Mimicry of tRNA structures seems to be a general mechanism by which nucleotide modifications can be introduced in mRNA (Fig. 1). For example, pseudouridine-forming enzymes that modify tRNA also modify similar structures in mRNAs7. Notably, mRNAs can contain mimics of other modified non-coding RNAs. An mRNA was recently identified8 containing a sequence that mimics the U6 small nuclear RNA (snRNA), a non-coding RNA involved in the splicing process by which RNA transcripts are processed to form mature mRNAs. This mimic is modified to form m6A by the same enzyme that modifies U6. Because the enzymatic machinery that modifies non-coding RNA can be co-opted by mRNAs that contain structural mimics, searching for other tRNA- or snRNA-like structures in mRNA might reveal previously unknown modification sites.
What explains the discrepancy between the number of initially mapped m1A sites and Safra and co-workers' results?

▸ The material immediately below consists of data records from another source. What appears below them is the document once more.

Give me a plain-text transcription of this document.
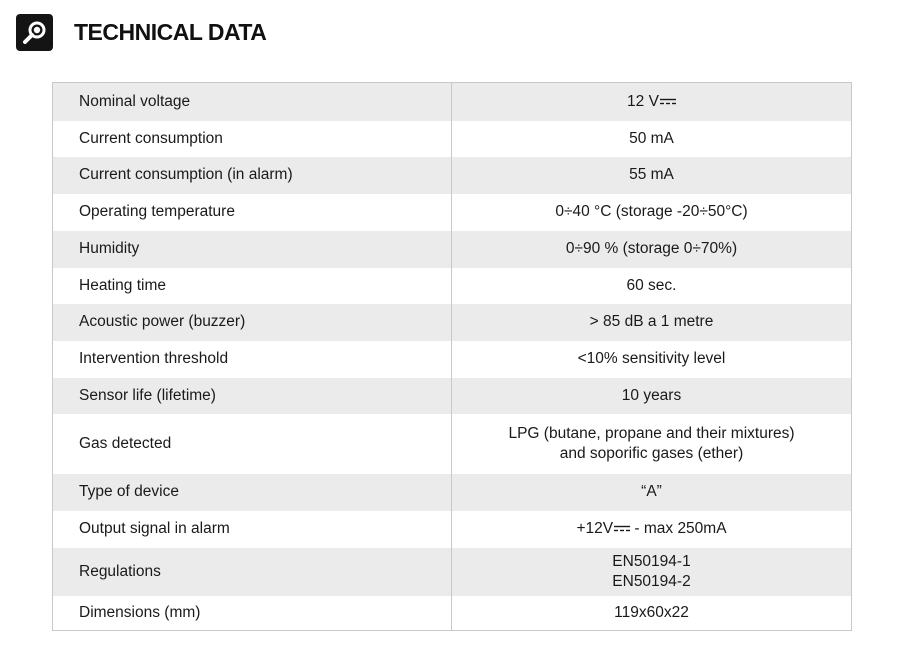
TECHNICAL DATA
Nominal voltage	12 V
Current consumption	50 mA
Current consumption (in alarm)	55 mA
Operating temperature	0÷40 °C (storage -20÷50°C)
Humidity	0÷90 % (storage 0÷70%)
Heating time	60 sec.
Acoustic power (buzzer)	> 85 dB a 1 metre
Intervention threshold	<10% sensitivity level
Sensor life (lifetime)	10 years
Gas detected	LPG (butane, propane and their mixtures)
and soporific gases (ether)

Type of device	“A”
Output signal in alarm	+12V - max 250mA
Regulations	EN50194-1
EN50194-2

Dimensions (mm)	119x60x22
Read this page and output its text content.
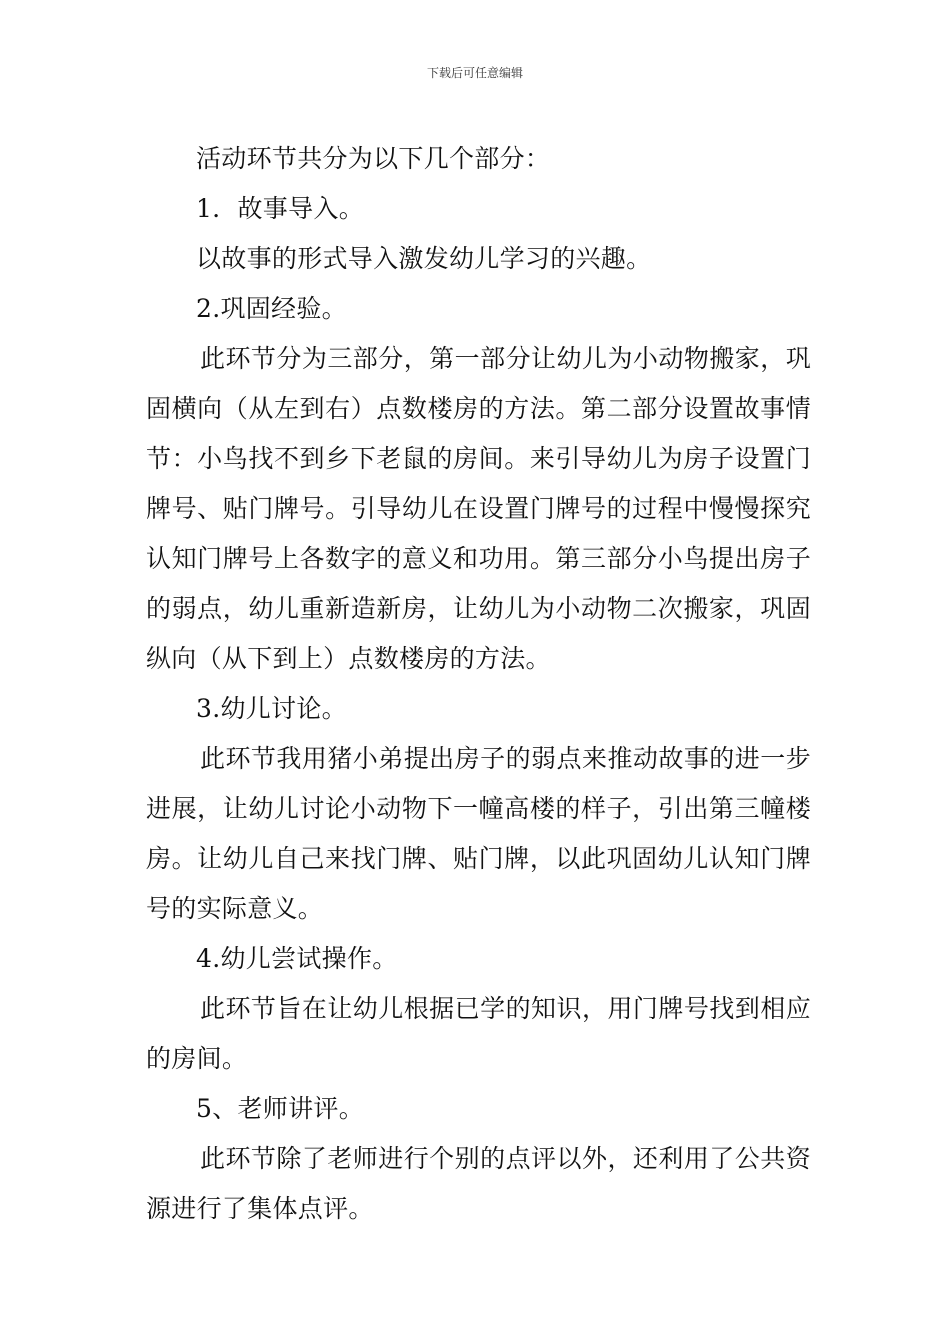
下载后可任意编辑

活动环节共分为以下几个部分：

1．故事导入。

以故事的形式导入激发幼儿学习的兴趣。

2.巩固经验。

此环节分为三部分，第一部分让幼儿为小动物搬家，巩固横向（从左到右）点数楼房的方法。第二部分设置故事情节：小鸟找不到乡下老鼠的房间。来引导幼儿为房子设置门牌号、贴门牌号。引导幼儿在设置门牌号的过程中慢慢探究认知门牌号上各数字的意义和功用。第三部分小鸟提出房子的弱点，幼儿重新造新房，让幼儿为小动物二次搬家，巩固纵向（从下到上）点数楼房的方法。

3.幼儿讨论。

此环节我用猪小弟提出房子的弱点来推动故事的进一步进展，让幼儿讨论小动物下一幢高楼的样子，引出第三幢楼房。让幼儿自己来找门牌、贴门牌，以此巩固幼儿认知门牌号的实际意义。

4.幼儿尝试操作。

此环节旨在让幼儿根据已学的知识，用门牌号找到相应的房间。

5、老师讲评。

此环节除了老师进行个别的点评以外，还利用了公共资源进行了集体点评。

The m1A antibody might bind to unmodified regions of mRNA, as has been observed for other antibodies that bind modified nucleotides9. Distinguishing RNA fragments that bind to antibodies through a modification from fragments that bind nonspecifically is challenging. In the earlier work1, this was done by using a reverse transcriptase that is blocked by m1A — the enzyme can make complementary DNA only on either side of m1A, leading to the absence of complementary DNA opposite the m1A in RNA. However, such absences are a common, nonspecific feature of next-generation sequencing. By contrast, Safra et al. screened RNA fragments for m1A-induced misincorporations, a highly sensitive and specific method.
The new study demonstrates that next-generation sequencing data can, in some cases, erroneously give the impression of widespread internal modifications in mRNA. Although m6A and pseudouridine are well-documented epitranscriptomic modifications, and their mapping can be performed reliably10,11, the validity of newer modification maps is unclear, because the modifications were mapped from sequencing data but not biochemically validated. A recent study12 of the mammalian transcriptome mapped approximately 3,500 nucleotides that contain methyl groups on the ribose part of the molecules. However, subsequent reanalysis showed that the key sequence motifs discovered in this study matched those of 'primer' sequences used to generate complementary DNA, a common sequencing artefact13.
Rigorous criteria are therefore needed to validate the results of modified-nucleotide mapping studies. Foremost among these is direct biochemical validation of modifications in target mRNAs. Additional criteria should include confirmation that a modification site is seen in separate mapping studies using independent, modification-specific antibodies. If the modified nucleotide causes mutations during reverse transcription, then these mutations should also be used to verify mapping data. Lastly, experiments in which the modification-synthesizing enzyme is deliberately depleted in cells can further demonstrate the specificity of a mapping experiment, as Safra et al. have shown.